NOTE: For Chinese user, specifying a local image registry in cluster.yaml
can accelerate the download of images. The details are as follows:
registry: "hub.c.163.com/federatedai"
Next, install the FATE cluster,
$ kubefate cluster install -f ./cluster.yaml
create job success, job id=d92d7a56-7002-46a4-9363-da9c7346e05a
NOTE: If you want to deploy FATE on Spark, you can use cluster-spark.yaml
.
Deploying FATE with KubeFATE can support many different engine combinations. For more details on the different types of FATE see: Introduction to FATE Engine Architecture.
If you have resource requirements (CPU and memory) for the components, please make sure to check the example, search for "resources" to know how to define the resource requirements.
We support such definition for:
- Eggroll components: cluster manager, node manager and rollsite.

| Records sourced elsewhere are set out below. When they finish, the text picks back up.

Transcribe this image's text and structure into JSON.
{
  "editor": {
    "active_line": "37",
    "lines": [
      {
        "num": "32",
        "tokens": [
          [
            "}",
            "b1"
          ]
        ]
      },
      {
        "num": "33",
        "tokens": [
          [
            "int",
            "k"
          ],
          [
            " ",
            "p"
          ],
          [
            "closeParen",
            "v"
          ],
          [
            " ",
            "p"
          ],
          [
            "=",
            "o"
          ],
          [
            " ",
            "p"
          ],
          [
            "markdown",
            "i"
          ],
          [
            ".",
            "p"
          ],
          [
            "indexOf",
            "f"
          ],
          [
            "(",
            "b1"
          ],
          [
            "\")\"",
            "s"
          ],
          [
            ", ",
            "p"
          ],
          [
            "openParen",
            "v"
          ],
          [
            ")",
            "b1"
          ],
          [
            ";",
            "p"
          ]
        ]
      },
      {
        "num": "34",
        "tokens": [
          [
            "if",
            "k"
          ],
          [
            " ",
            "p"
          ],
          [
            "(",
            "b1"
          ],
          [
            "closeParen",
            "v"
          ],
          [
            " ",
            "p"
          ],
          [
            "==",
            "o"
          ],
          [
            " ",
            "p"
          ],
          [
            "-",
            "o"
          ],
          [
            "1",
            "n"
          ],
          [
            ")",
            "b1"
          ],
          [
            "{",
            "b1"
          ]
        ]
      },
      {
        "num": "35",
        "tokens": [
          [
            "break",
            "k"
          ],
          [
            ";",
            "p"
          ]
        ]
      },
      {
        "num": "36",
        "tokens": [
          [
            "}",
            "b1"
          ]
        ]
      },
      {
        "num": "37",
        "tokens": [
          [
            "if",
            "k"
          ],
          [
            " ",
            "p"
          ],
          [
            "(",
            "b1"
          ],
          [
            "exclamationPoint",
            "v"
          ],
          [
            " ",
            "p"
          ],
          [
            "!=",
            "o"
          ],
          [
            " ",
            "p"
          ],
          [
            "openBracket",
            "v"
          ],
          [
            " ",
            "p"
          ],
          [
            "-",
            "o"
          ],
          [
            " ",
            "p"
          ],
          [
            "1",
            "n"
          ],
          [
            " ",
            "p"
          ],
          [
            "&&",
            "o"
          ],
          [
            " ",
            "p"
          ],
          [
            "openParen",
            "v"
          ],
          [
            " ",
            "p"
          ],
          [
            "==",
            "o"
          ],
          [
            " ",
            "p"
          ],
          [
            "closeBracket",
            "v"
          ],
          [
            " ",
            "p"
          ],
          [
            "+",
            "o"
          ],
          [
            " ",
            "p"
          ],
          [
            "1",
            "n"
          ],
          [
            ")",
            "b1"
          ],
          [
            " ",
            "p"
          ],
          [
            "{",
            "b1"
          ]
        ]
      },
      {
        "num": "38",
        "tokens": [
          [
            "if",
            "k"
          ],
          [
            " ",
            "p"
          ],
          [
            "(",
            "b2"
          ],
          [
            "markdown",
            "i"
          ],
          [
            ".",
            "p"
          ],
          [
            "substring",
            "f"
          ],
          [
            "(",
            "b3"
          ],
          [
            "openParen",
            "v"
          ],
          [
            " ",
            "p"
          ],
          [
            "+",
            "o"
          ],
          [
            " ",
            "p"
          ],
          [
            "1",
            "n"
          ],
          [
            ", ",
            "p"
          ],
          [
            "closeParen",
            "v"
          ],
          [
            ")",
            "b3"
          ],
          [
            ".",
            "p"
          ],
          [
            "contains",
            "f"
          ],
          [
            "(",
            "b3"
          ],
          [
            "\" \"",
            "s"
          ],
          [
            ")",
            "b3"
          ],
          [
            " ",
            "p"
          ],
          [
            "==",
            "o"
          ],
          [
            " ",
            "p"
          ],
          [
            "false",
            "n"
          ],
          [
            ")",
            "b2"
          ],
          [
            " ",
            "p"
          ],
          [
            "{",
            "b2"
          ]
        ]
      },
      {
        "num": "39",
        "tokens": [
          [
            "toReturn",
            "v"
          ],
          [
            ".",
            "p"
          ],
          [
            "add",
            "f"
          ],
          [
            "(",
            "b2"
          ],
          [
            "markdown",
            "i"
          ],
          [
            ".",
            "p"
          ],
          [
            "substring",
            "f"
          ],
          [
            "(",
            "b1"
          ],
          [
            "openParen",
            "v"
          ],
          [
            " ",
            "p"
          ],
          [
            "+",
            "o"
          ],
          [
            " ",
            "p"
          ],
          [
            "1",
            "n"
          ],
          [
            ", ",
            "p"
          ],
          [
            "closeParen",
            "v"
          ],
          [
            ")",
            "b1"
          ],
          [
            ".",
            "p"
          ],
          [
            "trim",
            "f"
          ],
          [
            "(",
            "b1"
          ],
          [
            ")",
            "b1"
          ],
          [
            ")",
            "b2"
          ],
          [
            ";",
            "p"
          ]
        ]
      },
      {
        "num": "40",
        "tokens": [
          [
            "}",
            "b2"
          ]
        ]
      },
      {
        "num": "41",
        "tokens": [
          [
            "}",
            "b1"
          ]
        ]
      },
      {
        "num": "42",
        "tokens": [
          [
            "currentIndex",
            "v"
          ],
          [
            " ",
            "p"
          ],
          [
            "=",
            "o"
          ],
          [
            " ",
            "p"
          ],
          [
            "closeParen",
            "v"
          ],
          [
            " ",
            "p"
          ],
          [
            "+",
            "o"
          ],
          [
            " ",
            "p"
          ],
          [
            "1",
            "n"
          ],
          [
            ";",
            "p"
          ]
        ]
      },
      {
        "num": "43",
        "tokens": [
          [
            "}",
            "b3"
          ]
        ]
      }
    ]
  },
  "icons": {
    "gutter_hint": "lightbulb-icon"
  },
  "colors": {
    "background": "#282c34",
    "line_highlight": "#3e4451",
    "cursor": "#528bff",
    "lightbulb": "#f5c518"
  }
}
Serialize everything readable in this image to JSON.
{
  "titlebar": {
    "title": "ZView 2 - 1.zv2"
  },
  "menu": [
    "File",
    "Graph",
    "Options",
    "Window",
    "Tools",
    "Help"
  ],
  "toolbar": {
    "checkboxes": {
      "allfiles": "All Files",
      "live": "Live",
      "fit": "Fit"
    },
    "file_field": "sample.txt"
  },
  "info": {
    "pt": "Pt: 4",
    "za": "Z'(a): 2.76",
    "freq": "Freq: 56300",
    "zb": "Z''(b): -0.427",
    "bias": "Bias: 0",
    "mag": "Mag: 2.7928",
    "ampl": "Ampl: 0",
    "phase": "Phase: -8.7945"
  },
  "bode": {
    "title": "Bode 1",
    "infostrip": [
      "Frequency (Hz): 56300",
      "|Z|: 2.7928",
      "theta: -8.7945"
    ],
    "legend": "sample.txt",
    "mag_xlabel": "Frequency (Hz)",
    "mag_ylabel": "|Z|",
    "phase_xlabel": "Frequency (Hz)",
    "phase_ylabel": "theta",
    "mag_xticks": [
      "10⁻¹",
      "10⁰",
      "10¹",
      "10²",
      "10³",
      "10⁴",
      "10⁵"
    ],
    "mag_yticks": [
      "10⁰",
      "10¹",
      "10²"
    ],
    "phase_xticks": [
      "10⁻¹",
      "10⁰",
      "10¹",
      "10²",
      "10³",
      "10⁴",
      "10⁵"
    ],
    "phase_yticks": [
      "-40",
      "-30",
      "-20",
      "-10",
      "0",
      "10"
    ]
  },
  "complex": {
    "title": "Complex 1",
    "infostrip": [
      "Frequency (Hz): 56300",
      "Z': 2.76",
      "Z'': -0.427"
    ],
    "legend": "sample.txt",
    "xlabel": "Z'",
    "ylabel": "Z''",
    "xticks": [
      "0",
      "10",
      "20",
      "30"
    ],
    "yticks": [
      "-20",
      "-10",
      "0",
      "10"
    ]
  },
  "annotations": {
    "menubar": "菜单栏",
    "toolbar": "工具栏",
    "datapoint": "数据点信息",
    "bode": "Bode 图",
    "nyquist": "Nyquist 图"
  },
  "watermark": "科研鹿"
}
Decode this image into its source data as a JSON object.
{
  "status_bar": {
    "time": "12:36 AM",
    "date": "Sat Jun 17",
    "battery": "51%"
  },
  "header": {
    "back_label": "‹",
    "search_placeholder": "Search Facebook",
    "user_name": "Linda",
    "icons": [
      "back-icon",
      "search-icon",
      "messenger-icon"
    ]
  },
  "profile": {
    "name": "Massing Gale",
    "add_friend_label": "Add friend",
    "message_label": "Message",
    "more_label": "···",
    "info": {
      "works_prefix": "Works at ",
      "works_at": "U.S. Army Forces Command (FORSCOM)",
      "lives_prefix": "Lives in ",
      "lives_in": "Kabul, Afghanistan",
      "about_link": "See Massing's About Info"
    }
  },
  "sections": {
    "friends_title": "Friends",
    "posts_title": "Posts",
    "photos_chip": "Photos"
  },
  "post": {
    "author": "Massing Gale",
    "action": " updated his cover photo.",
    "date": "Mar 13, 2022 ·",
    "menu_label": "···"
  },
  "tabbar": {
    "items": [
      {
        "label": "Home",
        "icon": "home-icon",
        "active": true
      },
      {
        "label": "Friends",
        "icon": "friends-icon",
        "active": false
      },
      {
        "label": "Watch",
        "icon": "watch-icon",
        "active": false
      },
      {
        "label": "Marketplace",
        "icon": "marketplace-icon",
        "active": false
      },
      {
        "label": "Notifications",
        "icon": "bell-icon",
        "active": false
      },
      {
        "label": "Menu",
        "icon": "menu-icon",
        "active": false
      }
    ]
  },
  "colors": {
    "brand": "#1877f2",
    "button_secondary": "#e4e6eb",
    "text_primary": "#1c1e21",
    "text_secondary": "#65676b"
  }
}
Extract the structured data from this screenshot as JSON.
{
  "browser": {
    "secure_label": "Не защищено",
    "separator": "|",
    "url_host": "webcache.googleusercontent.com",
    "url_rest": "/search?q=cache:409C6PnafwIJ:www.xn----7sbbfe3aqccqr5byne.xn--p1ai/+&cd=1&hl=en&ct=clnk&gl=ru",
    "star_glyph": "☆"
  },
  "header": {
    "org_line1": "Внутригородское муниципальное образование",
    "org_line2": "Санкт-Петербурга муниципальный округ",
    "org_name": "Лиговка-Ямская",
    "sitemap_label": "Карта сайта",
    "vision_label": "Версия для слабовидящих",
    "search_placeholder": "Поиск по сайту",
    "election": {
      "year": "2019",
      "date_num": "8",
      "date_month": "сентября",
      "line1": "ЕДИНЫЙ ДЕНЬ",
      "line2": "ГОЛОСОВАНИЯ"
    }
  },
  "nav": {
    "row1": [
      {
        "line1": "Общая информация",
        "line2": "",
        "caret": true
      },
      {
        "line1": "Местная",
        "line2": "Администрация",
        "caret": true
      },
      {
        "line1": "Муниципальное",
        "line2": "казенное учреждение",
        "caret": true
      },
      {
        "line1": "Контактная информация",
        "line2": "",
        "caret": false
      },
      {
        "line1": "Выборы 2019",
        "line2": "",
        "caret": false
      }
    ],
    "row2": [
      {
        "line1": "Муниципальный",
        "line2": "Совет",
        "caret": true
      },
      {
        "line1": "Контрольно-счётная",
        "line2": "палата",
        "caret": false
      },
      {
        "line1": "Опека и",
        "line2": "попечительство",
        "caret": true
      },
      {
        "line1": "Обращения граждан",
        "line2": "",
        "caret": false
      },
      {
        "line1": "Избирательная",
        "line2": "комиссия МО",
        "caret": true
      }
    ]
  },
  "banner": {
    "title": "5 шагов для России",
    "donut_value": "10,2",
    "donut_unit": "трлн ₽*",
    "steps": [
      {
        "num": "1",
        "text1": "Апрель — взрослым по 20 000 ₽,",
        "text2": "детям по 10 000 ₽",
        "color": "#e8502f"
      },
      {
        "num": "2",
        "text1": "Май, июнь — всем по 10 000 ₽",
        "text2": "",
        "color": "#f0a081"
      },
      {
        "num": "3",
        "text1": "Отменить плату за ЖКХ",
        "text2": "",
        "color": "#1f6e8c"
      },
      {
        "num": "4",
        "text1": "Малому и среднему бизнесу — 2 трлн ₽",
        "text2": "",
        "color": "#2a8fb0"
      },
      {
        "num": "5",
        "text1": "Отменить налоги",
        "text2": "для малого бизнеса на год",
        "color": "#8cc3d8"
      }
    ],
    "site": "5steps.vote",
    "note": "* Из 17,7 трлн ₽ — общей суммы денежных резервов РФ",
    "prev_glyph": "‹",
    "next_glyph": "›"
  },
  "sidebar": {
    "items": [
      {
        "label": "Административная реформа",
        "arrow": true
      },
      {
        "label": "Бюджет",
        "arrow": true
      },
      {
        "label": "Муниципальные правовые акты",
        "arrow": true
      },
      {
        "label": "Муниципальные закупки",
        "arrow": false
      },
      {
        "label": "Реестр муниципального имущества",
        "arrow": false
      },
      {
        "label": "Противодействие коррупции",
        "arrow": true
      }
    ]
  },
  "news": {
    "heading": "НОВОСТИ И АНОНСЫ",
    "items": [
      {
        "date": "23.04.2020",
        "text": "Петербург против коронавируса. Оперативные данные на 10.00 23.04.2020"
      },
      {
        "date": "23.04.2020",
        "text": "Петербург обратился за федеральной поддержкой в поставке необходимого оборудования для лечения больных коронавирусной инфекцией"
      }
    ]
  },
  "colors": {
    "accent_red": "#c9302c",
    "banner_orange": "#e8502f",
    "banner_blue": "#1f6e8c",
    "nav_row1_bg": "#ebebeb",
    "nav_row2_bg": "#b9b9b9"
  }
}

- Spark components: master and worker.
- Rabbitmq.
- Pulsar.
After the above command has finished, a job is created for installing a FATE cluster. Run the command kubefate job describe
to check the status of the job, until the "Status" turns to Success
.
$ kubefate job describe d92d7a56-7002-46a4-9363-da9c7346e05a
UUID d92d7a56-7002-46a4-9363-da9c7346e05a
StartTime 2022-04-12 07:34:09
EndTime 2022-04-12 07:48:14
Duration 14m
Status Success
Creator admin
ClusterId 24bb75ff-f636-4c64-8c04-1b9073f89a2f
States - update job status to Running
- create Cluster in DB Success
- helm install Success
- checkout Cluster status [794]
- job run Success
SubJobs nodemanager-0 ModuleStatus: Available, SubJobStatus: Success, Duration: 13m, StartTime:
2022-04-12 07:34:09, EndTime: 2022-04-12 07:47:26
nodemanager-1 ModuleStatus: Available, SubJobStatus: Success, Duration: 13m, StartTime:
2022-04-12 07:34:09, EndTime: 2022-04-12 07:47:18
python ModuleStatus: Available, SubJobStatus: Success, Duration: 14m, StartTime:
2022-04-12 07:34:09, EndTime: 2022-04-12 07:48:14
rollsite ModuleStatus: Available, SubJobStatus: Success, Duration: 13m, StartTime:
2022-04-12 07:34:09, EndTime: 2022-04-12 07:47:24
client ModuleStatus: Available, SubJobStatus: Success, Duration: 11m, StartTime:
2022-04-12 07:34:09, EndTime: 2022-04-12 07:45:22
clustermanager ModuleStatus: Available, SubJobStatus: Success, Duration: 13m, StartTime:
2022-04-12 07:34:09, EndTime: 2022-04-12 07:47:11
mysql ModuleStatus: Available, SubJobStatus: Success, Duration: 13m, StartTime:
2022-04-12 07:34:09, EndTime: 2022-04-12 07:47:11
After the installing cluster
job succeeded, use kubefate cluster describe
to check the FATE access information:
$ kubefate cluster describe 24bb75ff-f636-4c64-8c04-1b9073f89a2f
UUID 24bb75ff-f636-4c64-8c04-1b9073f89a2f
Name fate-9999
NameSpace fate-9999
ChartName fate
ChartVersion v1.10.0
Revision 1
Age 15m
Status Running
Spec algorithm: Basic
chartName: fate
chartVersion: v1.10.0
computing: Eggroll
device: CPU
federation: Eggroll
imagePullSecrets:
- name: myregistrykey
ingressClassName: nginx
istio:
enabled: false
modules:
- rollsite
- clustermanager
- nodemanager
- mysql
- python
- fateboard
- client
name: fate-9999
namespace: fate-9999
partyId: 9999
persistence: false
podSecurityPolicy:
enabled: false
pullPolicy: null
registry: ""
storage: Eggroll
Info dashboard:
- party9999.notebook.example.com
- party9999.fateboard.example.com
ip: 192.168.9.1
status:
containers:
client: Running
clustermanager: Running
fateboard: Running
fateflow: Running
mysql: Running
nodemanager: Running
nodemanager-eggrollpair: Running
rollsite: Running
deployments:
clustermanager: Available
rollsite: Available
If the components of fateboard and client are installed, you can use the information party9999.fateboard.example.com
and party9999.notebook.example.com
obtained in the previous step to access FATEBoard and Notebook UI, and configure the resolution of these two domain names It can be opened in the browser.
http://party9999.fateboard.example.com
Access to FATEBoard UI requires a login user name and password, which can be found in cluster.yaml
[Configuration](../docs/configurations/FATE_cluster_configuration.md#fateboard mappings).